Die sozialen Auseinandersetzungen in Luxemburg häufen sich. Das nationale Schlichtungsamt hat Hochkonjunktur.
Im Bausektor laufen die Streikvorbereitungen. Seit vier Jahren wurden die kollektivvertraglichen Löhne nicht mehr erhöht, die verspäteten Indexanpassungen haben die Beschäftigten im Bausektor umso mehr getroffen. Minimale Lohnzugeständnisse wollen die Arbeitgeber an eine jährliche Referenzperiode koppeln. Verlierer bei diesem Vorschlag sind laut Berechnungen des OGBL-Bausyndikats eindeutig die Beschäftigten. Wenn die Arbeitgeber einen Sozialkonflikt vermeiden wollen, müssen sie ein neues Angebot vorlegen, das keine negative Flexibilisierung der Arbeitszeiten beinhaltet und das ein Angebot in punkto Löhne macht, das auch berücksichtigt, dass es seit vier Jahren keine Lohnerhöhung im Bausektor gab.

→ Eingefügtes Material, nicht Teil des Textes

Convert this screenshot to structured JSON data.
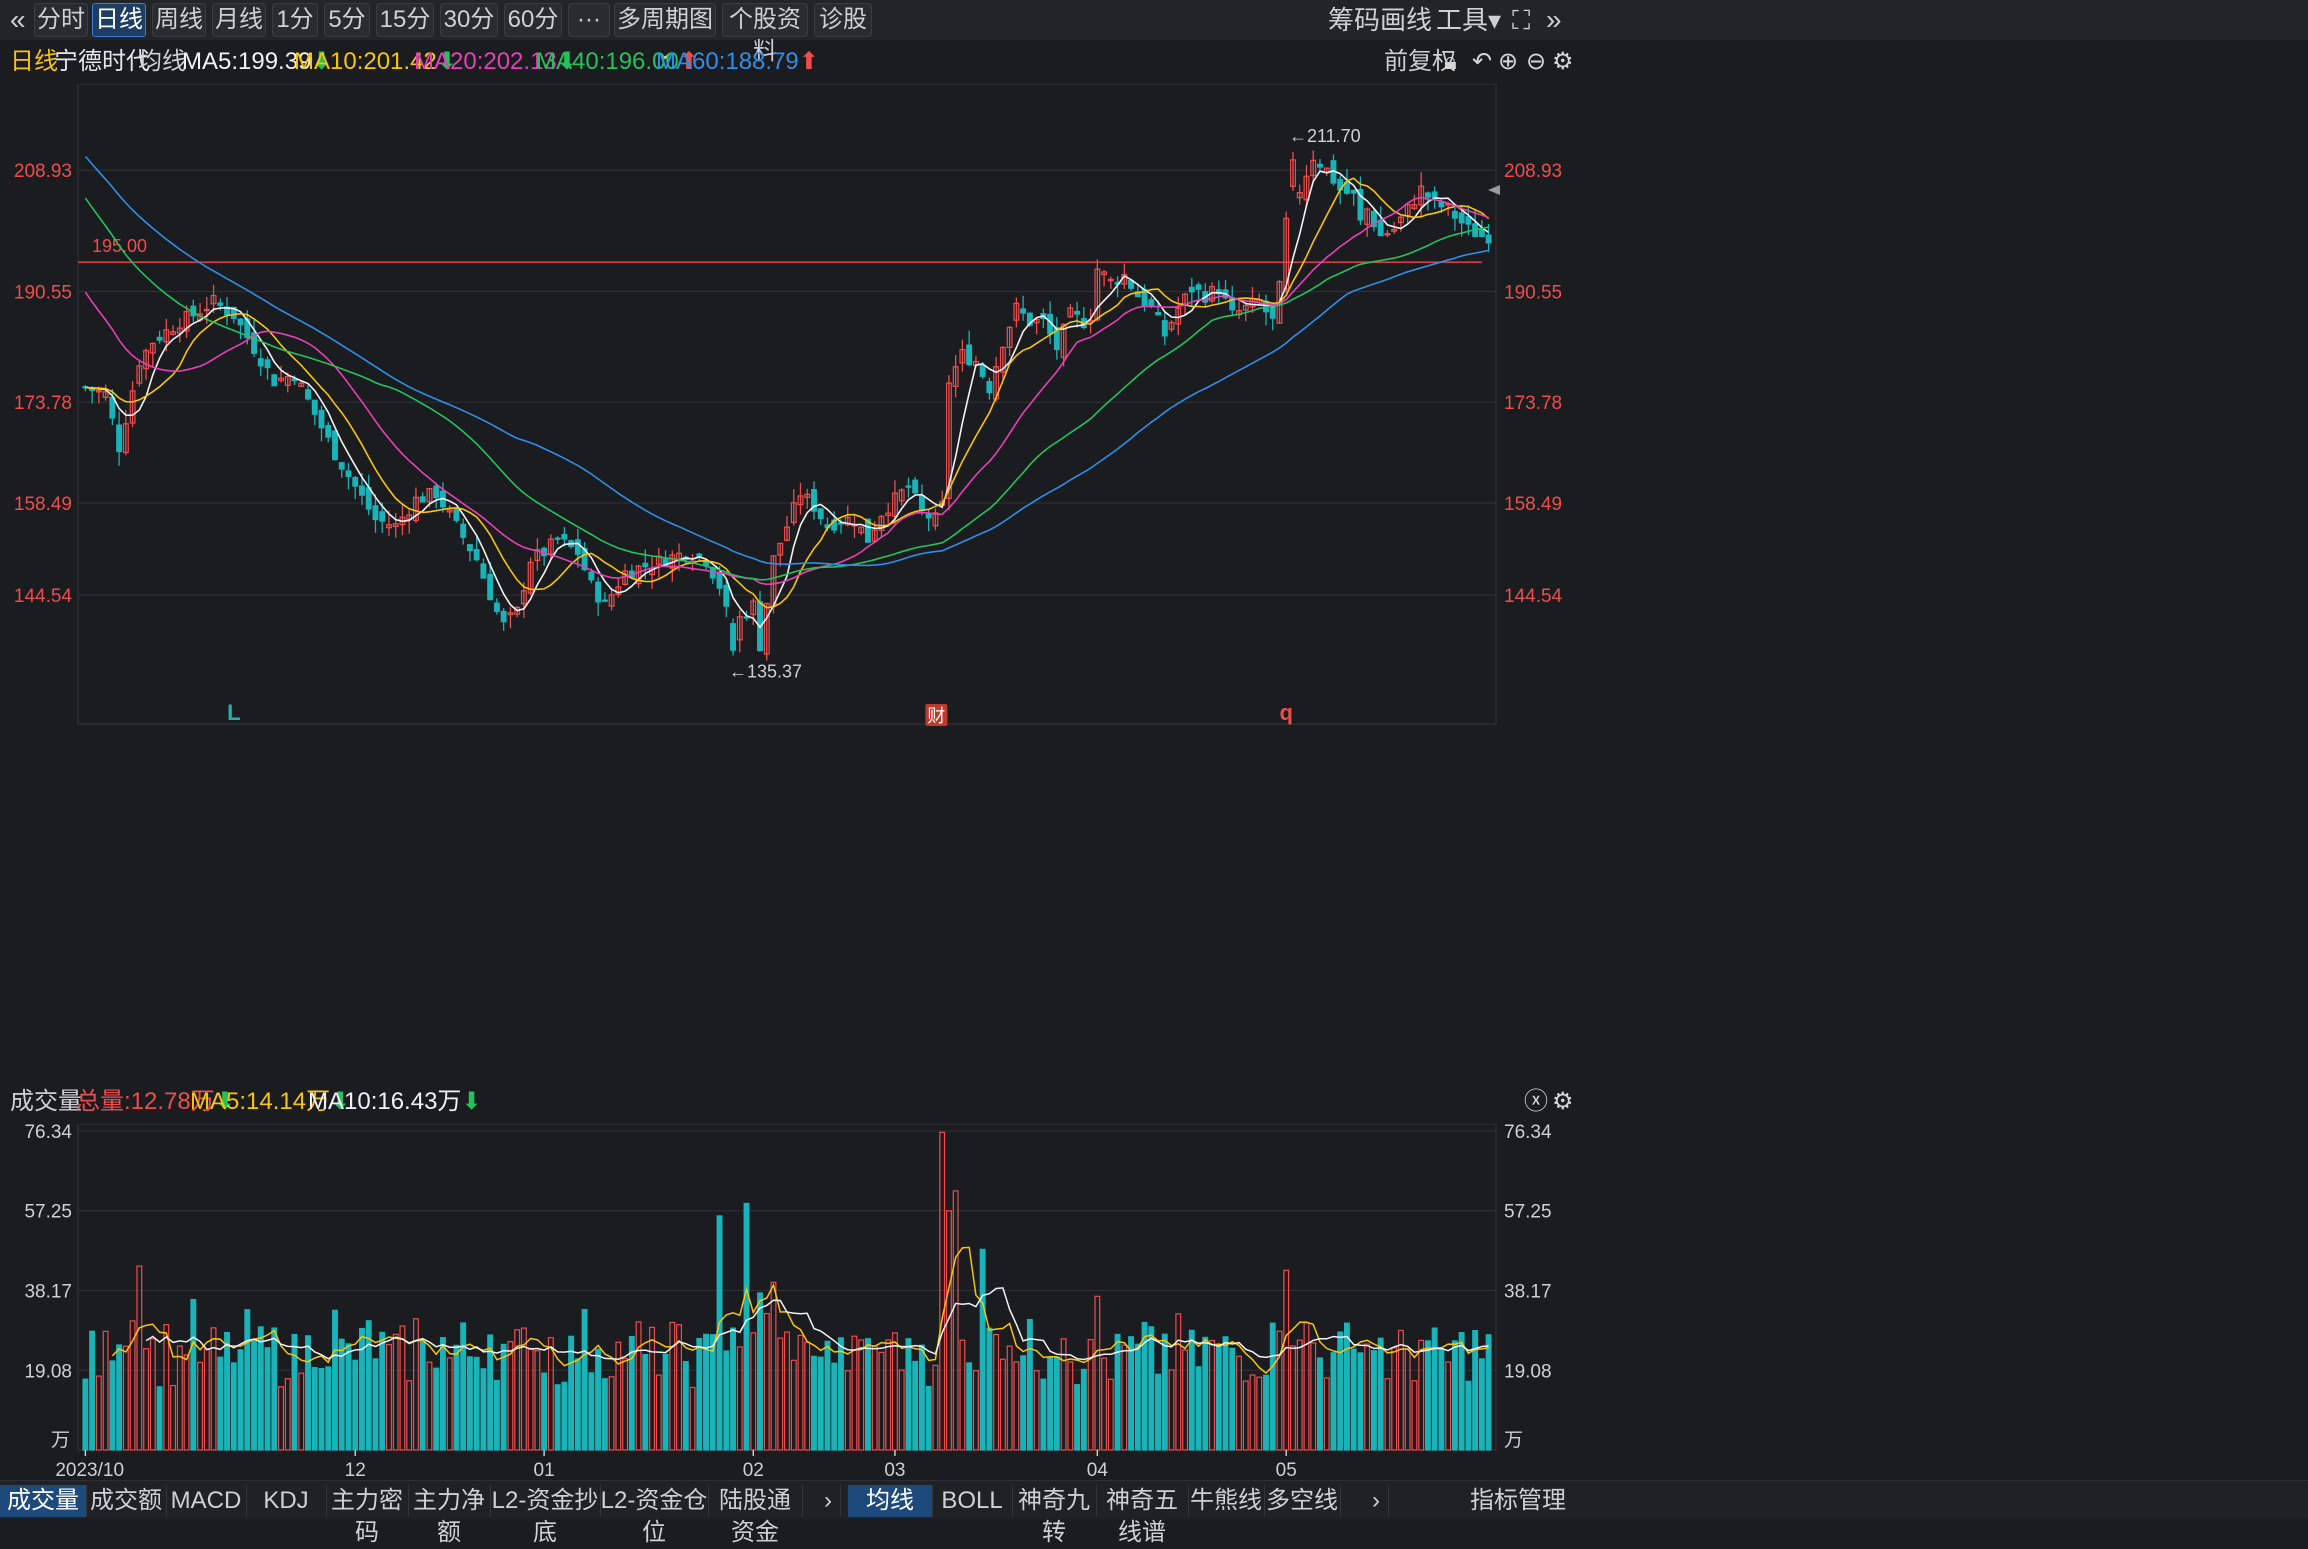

Auch bei Cargolux und Luxair stehen die Zeichen weiterhin auf Sturm, trotz der Kompromissbereitschaft der Belegschaften und den konstruktiven Vorschlägen des OGBL-Syndikats für zivile Luftfahrt. In beiden Gesellschaften wurde durch falsche politische Entscheidungen schon viel, zu viel Schaden angerichtet. Es ist höchste Zeit, dass die Geschäftsführung auf die Beschäftigten zugeht, Kompromissbereitschaft zeigt und die schwierige Lage der beiden Gesellschaften nicht auszunutzen versucht, um einen dauerhaften Sozialabbau zu betreiben. Hier hat auch die luxemburgische Regierung eine Verantwortung.
Auch im Stahlbereich und in andern Industriebereichen, wie der Tabakindustrie, wird versucht die Krise zu benutzen, um das Rad zurückzudrehen. Die Verhandlungen im Reinigungsgewerbe und im Sicherheitsgewerbe drohen ebenfalls zu scheitern.
Knackpunkt ist fast überall der Wille der Arbeitgeber die Arbeitszeiten zu verlängern oder zumindest einseitig und zu Ungunsten der Löhne und Arbeitsbedingungen der Beschäftigten zu flexibilisieren. Obwohl es auch gegenteilige Beispiele gibt und es in manchen Betrieben gelungen ist, trotz Wirtschaftskrise, zufriedenstellende Abschlüsse ohne Demonstrationen, Schlichtungsverfahren usw. zu erzielen, stellt sich besonders angesichts der Angriffe, die in den Veröffentlichungen der Arbeitgeberverbände und von ihren Spitzenfunktionären verbreitet werden, die Frage, ob es sich hier um eine neue strategische, konzertierte Aktion handelt. Falls sich herausstellen sollte, dass dem so ist, wird der Nationalvorstand des OGBL in seinen nächsten Sitzungen über geeignete Gegenmaßnahmen beraten.
Schwierig ist die aktuelle soziale und wirtschaftliche Lage aber nicht nur wegen der aggressiven Haltung der Spitzenfunktionäre des Patronats.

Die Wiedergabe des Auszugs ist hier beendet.